Schon die Überfahrt der Menschen, die zumeist als Deckpassagiere unter Planen reisen mussten, war eine Tortur und das mit der Entlohnung betraf keineswegs alle, die man nach Deutschland brachte. Junge Mädchen, die in ihrer Heimat als Sklavinnen rechtlos waren, mussten die für sie gezahlte »Ablösesumme« in Berlin erst einmal abarbeiten. Ein halbes Jahr dauerte die Vorführung. Das »Negerdorf« maß 60 000 Quadratmeter, zwei Millionen Menschen pilgerten an die Spree, um zu sehen, wie »die so leben«. Die Reichsregierung gewährte nicht nur Gymnasialklassen sondern auch Gruppen von Fabrikarbeitern Rabatte, Tausende von Gemeindeschülern hatten freien Eintritt. Dennoch rechnete man mit 70 000 Reichsmarkt Gewinn ab.
Was da über ein Jahrhundert vor dem Beginn der global-digitalen Epoche präsentiert wurde, schien den meisten völlig fremd. Die Berliner begegneten dem Exotischen mit argloser Neugier. Man kann sich die Ausstellung wohl am besten vorstellen, wenn man sie mit einem Zoo vergleicht. Jede »Eingeborenengruppe« wohnte in einem für ihr jeweiliges Land typischen Gebäude, das mit eigens importiertem Material angefertigt worden war. Die sogenannten Vertragsdarsteller aus Neuguinea etwa lebten in Pfahlbauten, es gab einen riesigen afrikanischen Festungsbau. In den Morgenstunden hielt man die »Eingeborenen« in ihren Trachten an, sich »ganz normal« um ihren Haushalt zu kümmern sowie einem Handwerk nachzugehen. Nachmittags standen landestypische Tänze und Kriegsspiele auf dem Programm. Abends wurde getrommelt.
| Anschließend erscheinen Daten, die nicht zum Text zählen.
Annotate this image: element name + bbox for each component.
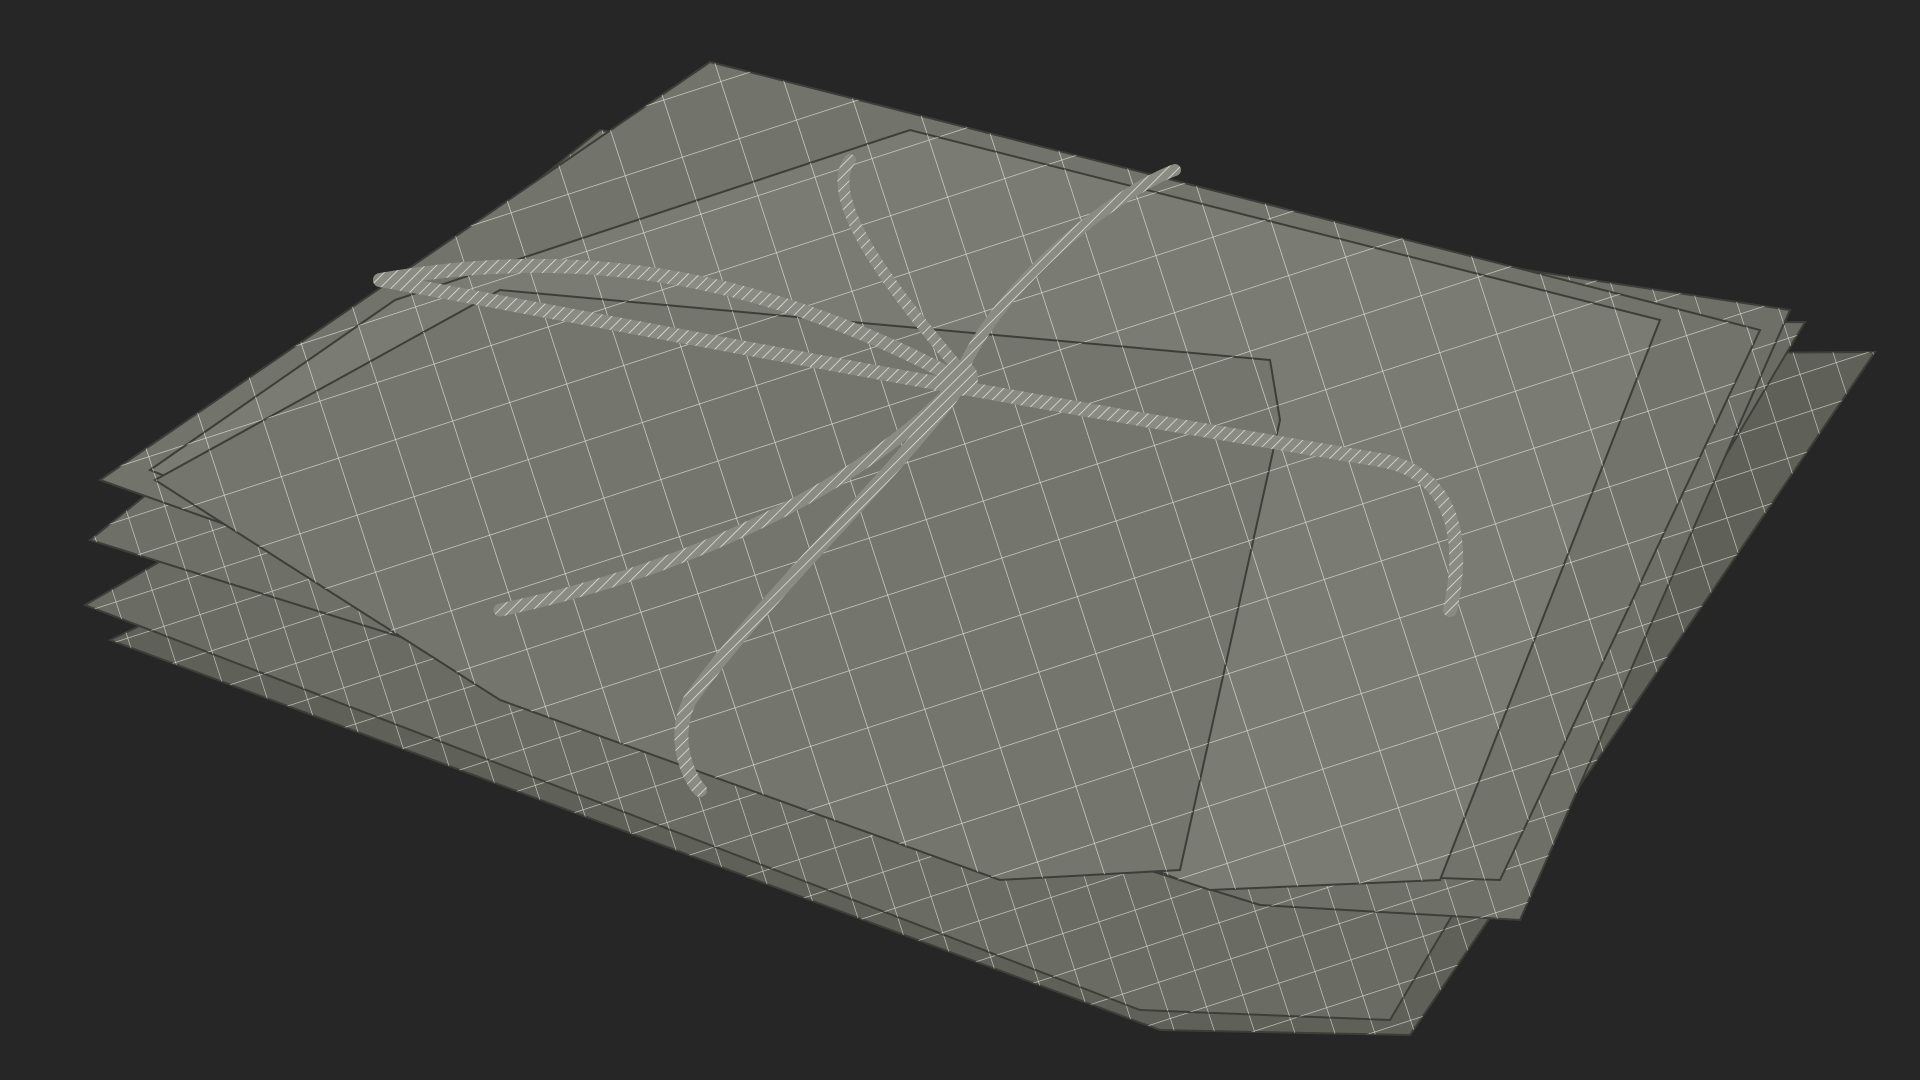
render-viewport: [0, 0, 1920, 1080]
wireframe-scene: [82, 60, 1877, 1037]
Doch viele der »Darsteller« waren mit anderen Vorstellungen nach Berlin gekommen. Sie hatten den Wunsch, Botschafter ihrer Kultur zu sein, etwas zu lernen. Einige der Angeworbenen gehörten in ihrer Heimat zu einer gut ausgebildeten Elite, manche sprachen hervorragend deutsch. Nun mussten sie sich jedoch in folkloristische Kleidung zwängen und Gebräuchen nachgehen, die sie daheim oft gar nicht praktizierten. Das brachte Spannungen mit sich. Friedrich Maharero, Sohn des Herero-Häuptlings Samuel Maharero, trug grundsätzlich nur einen europäischen Anzug und der Häuptlingssohn Bismarck Bell aus Kamerun begegnete den voyeuristischen Blick der Besucher, indem er sie ebenso beäuge – mit einem Opernglas.
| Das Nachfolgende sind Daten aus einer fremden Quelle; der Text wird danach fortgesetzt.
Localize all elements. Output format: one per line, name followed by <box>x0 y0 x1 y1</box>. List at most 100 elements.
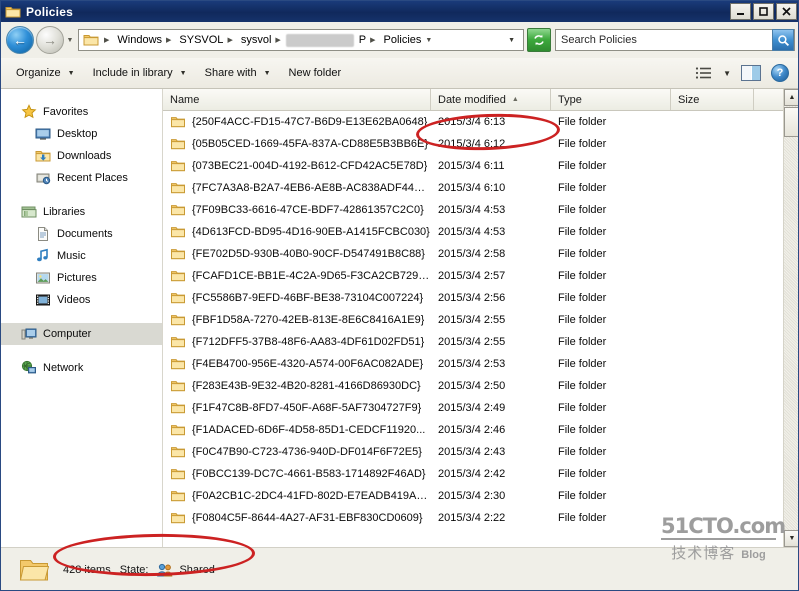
refresh-icon[interactable] <box>527 28 551 52</box>
table-row[interactable]: {F283E43B-9E32-4B20-8281-4166D86930DC} 20… <box>163 375 783 397</box>
table-row[interactable]: {073BEC21-004D-4192-B612-CFD42AC5E78D} 20… <box>163 155 783 177</box>
sidebar-item-recent-places[interactable]: Recent Places <box>1 167 162 189</box>
help-icon[interactable]: ? <box>766 62 794 85</box>
chevron-down-icon: ▼ <box>425 36 433 44</box>
column-header-type[interactable]: Type <box>551 89 671 110</box>
folder-icon <box>170 180 186 196</box>
breadcrumb-item-policies[interactable]: Policies ▼ <box>380 30 437 50</box>
cell-name[interactable]: {7F09BC33-6616-47CE-BDF7-42861357C2C0} <box>163 202 431 218</box>
sort-ascending-icon: ▲ <box>511 96 519 103</box>
table-row[interactable]: {F4EB4700-956E-4320-A574-00F6AC082ADE} 20… <box>163 353 783 375</box>
table-row[interactable]: {F0BCC139-DC7C-4661-B583-1714892F46AD} 20… <box>163 463 783 485</box>
chevron-down-icon[interactable]: ▼ <box>64 27 76 53</box>
breadcrumb-sep-0[interactable]: ▶ <box>102 30 113 50</box>
table-row[interactable]: {7FC7A3A8-B2A7-4EB6-AE8B-AC838ADF444B} 20… <box>163 177 783 199</box>
table-row[interactable]: {FE702D5D-930B-40B0-90CF-D547491B8C88} 20… <box>163 243 783 265</box>
cell-name[interactable]: {05B05CED-1669-45FA-837A-CD88E5B3BB6E} <box>163 136 431 152</box>
table-row[interactable]: {F1ADACED-6D6F-4D58-85D1-CEDCF11920... 20… <box>163 419 783 441</box>
table-row[interactable]: {05B05CED-1669-45FA-837A-CD88E5B3BB6E} 20… <box>163 133 783 155</box>
cell-name[interactable]: {F1F47C8B-8FD7-450F-A68F-5AF7304727F9} <box>163 400 431 416</box>
new-folder-button[interactable]: New folder <box>280 62 351 85</box>
breadcrumb-item-p[interactable]: P ▶ <box>355 30 380 50</box>
table-row[interactable]: {FCAFD1CE-BB1E-4C2A-9D65-F3CA2CB72976} 20… <box>163 265 783 287</box>
scrollbar-thumb[interactable] <box>784 107 798 137</box>
folder-icon <box>170 246 186 262</box>
cell-name[interactable]: {250F4ACC-FD15-47C7-B6D9-E13E62BA0648} <box>163 114 431 130</box>
table-row[interactable]: {F1F47C8B-8FD7-450F-A68F-5AF7304727F9} 20… <box>163 397 783 419</box>
cell-name[interactable]: {F0C47B90-C723-4736-940D-DF014F6F72E5} <box>163 444 431 460</box>
column-header-name[interactable]: Name <box>163 89 431 110</box>
share-with-button[interactable]: Share with ▼ <box>196 62 280 85</box>
organize-button[interactable]: Organize ▼ <box>7 62 84 85</box>
sidebar-item-network[interactable]: Network <box>1 357 162 379</box>
sidebar-item-music[interactable]: Music <box>1 245 162 267</box>
include-in-library-button[interactable]: Include in library ▼ <box>84 62 196 85</box>
table-row[interactable]: {250F4ACC-FD15-47C7-B6D9-E13E62BA0648} 20… <box>163 111 783 133</box>
column-header-size[interactable]: Size <box>671 89 754 110</box>
list-view-icon[interactable] <box>690 62 718 85</box>
search-icon[interactable] <box>772 29 794 51</box>
cell-name[interactable]: {F0BCC139-DC7C-4661-B583-1714892F46AD} <box>163 466 431 482</box>
sidebar-item-videos[interactable]: Videos <box>1 289 162 311</box>
cell-name[interactable]: {F0804C5F-8644-4A27-AF31-EBF830CD0609} <box>163 510 431 526</box>
breadcrumb-label: P <box>358 34 367 46</box>
cell-date-modified: 2015/3/4 2:55 <box>438 336 506 348</box>
cell-name[interactable]: {FCAFD1CE-BB1E-4C2A-9D65-F3CA2CB72976} <box>163 268 431 284</box>
breadcrumb-item-sysvol-upper[interactable]: SYSVOL ▶ <box>175 30 236 50</box>
table-row[interactable]: {F0804C5F-8644-4A27-AF31-EBF830CD0609} 20… <box>163 507 783 529</box>
sidebar-group-libraries[interactable]: Libraries <box>1 201 162 223</box>
cell-name[interactable]: {7FC7A3A8-B2A7-4EB6-AE8B-AC838ADF444B} <box>163 180 431 196</box>
table-row[interactable]: {F712DFF5-37B8-48F6-AA83-4DF61D02FD51} 20… <box>163 331 783 353</box>
search-input[interactable]: Search Policies <box>555 29 795 51</box>
cell-name[interactable]: {FC5586B7-9EFD-46BF-BE38-73104C007224} <box>163 290 431 306</box>
cell-name[interactable]: {F283E43B-9E32-4B20-8281-4166D86930DC} <box>163 378 431 394</box>
table-row[interactable]: {7F09BC33-6616-47CE-BDF7-42861357C2C0} 20… <box>163 199 783 221</box>
folder-icon <box>170 334 186 350</box>
cell-name[interactable]: {4D613FCD-BD95-4D16-90EB-A1415FCBC030} <box>163 224 431 240</box>
sidebar-group-label: Libraries <box>43 206 86 218</box>
view-chevron-down-icon[interactable]: ▼ <box>718 62 736 85</box>
file-list-rows[interactable]: {250F4ACC-FD15-47C7-B6D9-E13E62BA0648} 20… <box>163 111 783 547</box>
folder-icon <box>170 268 186 284</box>
cell-name[interactable]: {F712DFF5-37B8-48F6-AA83-4DF61D02FD51} <box>163 334 431 350</box>
breadcrumb-history-chevron-down-icon[interactable]: ▼ <box>505 37 521 44</box>
cell-date-modified: 2015/3/4 2:58 <box>438 248 506 260</box>
vertical-scrollbar[interactable]: ▲ ▼ <box>783 89 798 547</box>
breadcrumb-item-sysvol[interactable]: sysvol ▶ <box>237 30 285 50</box>
sidebar-item-computer[interactable]: Computer <box>1 323 162 345</box>
table-row[interactable]: {F0C47B90-C723-4736-940D-DF014F6F72E5} 20… <box>163 441 783 463</box>
scroll-down-arrow-icon[interactable]: ▼ <box>784 530 798 547</box>
cell-name[interactable]: {FBF1D58A-7270-42EB-813E-8E6C8416A1E9} <box>163 312 431 328</box>
sidebar-item-desktop[interactable]: Desktop <box>1 123 162 145</box>
cell-name[interactable]: {F1ADACED-6D6F-4D58-85D1-CEDCF11920... <box>163 422 431 438</box>
table-row[interactable]: {FBF1D58A-7270-42EB-813E-8E6C8416A1E9} 20… <box>163 309 783 331</box>
pictures-icon <box>35 270 51 286</box>
navigation-pane[interactable]: Favorites Desktop Downloads Recent Place… <box>1 89 163 547</box>
forward-arrow-icon[interactable]: → <box>36 26 64 54</box>
sidebar-group-favorites[interactable]: Favorites <box>1 101 162 123</box>
cell-type: File folder <box>558 138 607 150</box>
scroll-up-arrow-icon[interactable]: ▲ <box>784 89 798 106</box>
preview-pane-icon[interactable] <box>736 62 766 85</box>
sidebar-item-documents[interactable]: Documents <box>1 223 162 245</box>
breadcrumb-item-windows[interactable]: Windows ▶ <box>113 30 175 50</box>
breadcrumb[interactable]: ▶ Windows ▶ SYSVOL ▶ sysvol ▶ P ▶ Polici… <box>78 29 524 51</box>
table-row[interactable]: {F0A2CB1C-2DC4-41FD-802D-E7EADB419A09} 20… <box>163 485 783 507</box>
close-button[interactable] <box>776 3 797 20</box>
sidebar-item-pictures[interactable]: Pictures <box>1 267 162 289</box>
file-name-label: {F0BCC139-DC7C-4661-B583-1714892F46AD} <box>192 468 426 480</box>
back-arrow-icon[interactable]: ← <box>6 26 34 54</box>
cell-name[interactable]: {073BEC21-004D-4192-B612-CFD42AC5E78D} <box>163 158 431 174</box>
breadcrumb-item-redacted-domain[interactable] <box>285 30 355 50</box>
cell-name[interactable]: {F0A2CB1C-2DC4-41FD-802D-E7EADB419A09} <box>163 488 431 504</box>
cell-name[interactable]: {F4EB4700-956E-4320-A574-00F6AC082ADE} <box>163 356 431 372</box>
cell-name[interactable]: {FE702D5D-930B-40B0-90CF-D547491B8C88} <box>163 246 431 262</box>
command-bar: Organize ▼ Include in library ▼ Share wi… <box>1 58 798 89</box>
table-row[interactable]: {FC5586B7-9EFD-46BF-BE38-73104C007224} 20… <box>163 287 783 309</box>
cell-type: File folder <box>558 358 607 370</box>
maximize-button[interactable] <box>753 3 774 20</box>
table-row[interactable]: {4D613FCD-BD95-4D16-90EB-A1415FCBC030} 20… <box>163 221 783 243</box>
sidebar-item-downloads[interactable]: Downloads <box>1 145 162 167</box>
column-header-date-modified[interactable]: Date modified ▲ <box>431 89 551 110</box>
minimize-button[interactable] <box>730 3 751 20</box>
Dem Treptower Museum war relativ rasch klar geworden, dass sie alleine das Thema nicht fassen können, sie verschoben die für den Sommer geplante Ausstellungseröffnung und setzten sich mit Vertretern der Initiative Schwarze Menschen in Deutschland sowie dem Verein Berlin Postkolonial zusammen. Gemeinsam erarbeitete man eine neue Konzeption, gemeinsam wählte man Fotos und andere Dokumente aus. Auch die kommentierenden Texte wurden im Konsens verfasst. »Das war nicht immer einfach, doch es hat sich gelohnt«, sagt Museumsleiterin Barbara Ziebler. Matthias Wiedebusch, einer der fünf Kuratoren, ergänzt, dass man so auch das zur Kaiserzeit gängige rassistische Vokabular vermeiden konnte. Nur da, wo es zum Verständnis unbedingt notwendig ist, ließ man sich darauf ein und kennzeichnete die Texte sorgfältig.
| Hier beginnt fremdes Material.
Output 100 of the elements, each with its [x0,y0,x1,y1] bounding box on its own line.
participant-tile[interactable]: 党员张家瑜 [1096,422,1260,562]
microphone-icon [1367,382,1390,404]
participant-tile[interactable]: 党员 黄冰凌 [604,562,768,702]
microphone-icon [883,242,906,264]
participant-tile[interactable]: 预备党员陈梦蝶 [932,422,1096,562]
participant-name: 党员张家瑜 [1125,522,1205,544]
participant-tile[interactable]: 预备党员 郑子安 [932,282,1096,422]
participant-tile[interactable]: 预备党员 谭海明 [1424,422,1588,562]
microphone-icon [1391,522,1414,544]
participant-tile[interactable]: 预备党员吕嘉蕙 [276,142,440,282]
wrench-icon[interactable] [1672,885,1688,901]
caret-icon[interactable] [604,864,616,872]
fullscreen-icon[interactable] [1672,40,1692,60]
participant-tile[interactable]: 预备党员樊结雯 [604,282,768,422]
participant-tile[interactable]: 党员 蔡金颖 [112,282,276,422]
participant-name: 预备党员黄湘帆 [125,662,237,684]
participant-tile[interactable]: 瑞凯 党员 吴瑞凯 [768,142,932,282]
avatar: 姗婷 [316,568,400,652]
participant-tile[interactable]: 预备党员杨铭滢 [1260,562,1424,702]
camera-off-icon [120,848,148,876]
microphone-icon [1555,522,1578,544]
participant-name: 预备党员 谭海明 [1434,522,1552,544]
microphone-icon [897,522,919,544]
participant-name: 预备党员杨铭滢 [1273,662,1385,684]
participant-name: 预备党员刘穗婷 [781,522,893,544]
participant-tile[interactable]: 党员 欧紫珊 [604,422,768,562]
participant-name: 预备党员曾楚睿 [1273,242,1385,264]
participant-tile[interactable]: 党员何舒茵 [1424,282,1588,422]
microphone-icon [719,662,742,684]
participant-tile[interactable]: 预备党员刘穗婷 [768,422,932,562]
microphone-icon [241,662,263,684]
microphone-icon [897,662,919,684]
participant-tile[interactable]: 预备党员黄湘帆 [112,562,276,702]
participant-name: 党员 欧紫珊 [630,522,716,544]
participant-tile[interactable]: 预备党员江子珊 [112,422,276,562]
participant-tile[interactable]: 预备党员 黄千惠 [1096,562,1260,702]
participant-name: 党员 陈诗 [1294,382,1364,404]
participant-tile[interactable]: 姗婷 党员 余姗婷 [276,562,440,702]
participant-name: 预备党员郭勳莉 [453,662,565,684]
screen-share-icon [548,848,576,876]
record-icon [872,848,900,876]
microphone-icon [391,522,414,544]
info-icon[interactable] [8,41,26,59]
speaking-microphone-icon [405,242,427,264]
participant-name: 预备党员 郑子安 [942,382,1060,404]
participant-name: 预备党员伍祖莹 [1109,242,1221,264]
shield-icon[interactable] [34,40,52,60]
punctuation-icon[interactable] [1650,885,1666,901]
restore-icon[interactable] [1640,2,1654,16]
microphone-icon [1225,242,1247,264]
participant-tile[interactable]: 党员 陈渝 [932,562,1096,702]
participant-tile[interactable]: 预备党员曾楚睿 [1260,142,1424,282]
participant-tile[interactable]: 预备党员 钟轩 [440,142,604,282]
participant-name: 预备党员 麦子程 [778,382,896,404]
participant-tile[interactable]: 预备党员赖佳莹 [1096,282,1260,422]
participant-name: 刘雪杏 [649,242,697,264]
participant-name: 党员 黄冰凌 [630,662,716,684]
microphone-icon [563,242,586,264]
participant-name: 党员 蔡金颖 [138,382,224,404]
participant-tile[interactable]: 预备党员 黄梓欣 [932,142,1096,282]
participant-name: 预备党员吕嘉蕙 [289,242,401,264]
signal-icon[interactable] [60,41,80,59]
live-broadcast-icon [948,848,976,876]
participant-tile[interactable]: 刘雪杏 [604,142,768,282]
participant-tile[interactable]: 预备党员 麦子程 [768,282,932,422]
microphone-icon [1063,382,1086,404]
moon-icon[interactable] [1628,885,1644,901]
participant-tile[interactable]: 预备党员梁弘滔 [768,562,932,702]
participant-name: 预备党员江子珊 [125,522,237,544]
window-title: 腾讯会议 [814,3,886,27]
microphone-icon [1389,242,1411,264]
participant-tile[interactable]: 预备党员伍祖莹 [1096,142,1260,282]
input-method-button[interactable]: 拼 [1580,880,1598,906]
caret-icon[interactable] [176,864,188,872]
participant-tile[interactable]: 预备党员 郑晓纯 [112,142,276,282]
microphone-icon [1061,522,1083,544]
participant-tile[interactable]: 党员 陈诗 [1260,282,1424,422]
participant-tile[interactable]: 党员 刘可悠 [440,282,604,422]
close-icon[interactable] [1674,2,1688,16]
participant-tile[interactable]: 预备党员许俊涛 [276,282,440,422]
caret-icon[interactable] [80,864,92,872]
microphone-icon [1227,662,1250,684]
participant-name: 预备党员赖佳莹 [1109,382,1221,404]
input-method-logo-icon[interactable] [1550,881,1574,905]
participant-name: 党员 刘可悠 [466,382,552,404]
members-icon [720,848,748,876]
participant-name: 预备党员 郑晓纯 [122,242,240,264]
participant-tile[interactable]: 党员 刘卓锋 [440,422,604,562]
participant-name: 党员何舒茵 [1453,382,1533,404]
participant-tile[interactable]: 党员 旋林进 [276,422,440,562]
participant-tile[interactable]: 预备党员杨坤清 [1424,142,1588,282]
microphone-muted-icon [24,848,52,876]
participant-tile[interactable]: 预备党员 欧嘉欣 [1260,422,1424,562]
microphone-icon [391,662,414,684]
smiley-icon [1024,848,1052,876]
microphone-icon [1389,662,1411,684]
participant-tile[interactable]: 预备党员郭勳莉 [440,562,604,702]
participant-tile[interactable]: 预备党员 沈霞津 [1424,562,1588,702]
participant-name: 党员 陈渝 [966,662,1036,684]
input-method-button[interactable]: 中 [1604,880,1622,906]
In der Ausstellung, die an diesem Freitag um 19 Uhr im Treptow Museum, Sterndamm 102, eröffnet wird, sind auch 60 Porträts zu sehen. Die anderen »Darsteller« verweigerten sich den Untersuchungsmethoden des Direktorialassistenten Felix von Luschan, der im Auftrag des Museums für Völkerkunde seinerzeit eine systematische Beurteilung und Vermessung der »Fremden« betrieb. Die Ausstellungsmacher vermuten auch, dass man Organe der drei in Berlin verstorbenen Afrikaner als Studienobjekte missbrauchte. Außerdem waren 20 der nach Deutschland geschafften nach dem Ende der Kolonialausstellung nicht in ihre Heimat zurückgekehrt. Die Spurensuche ins Heute hat begonnen.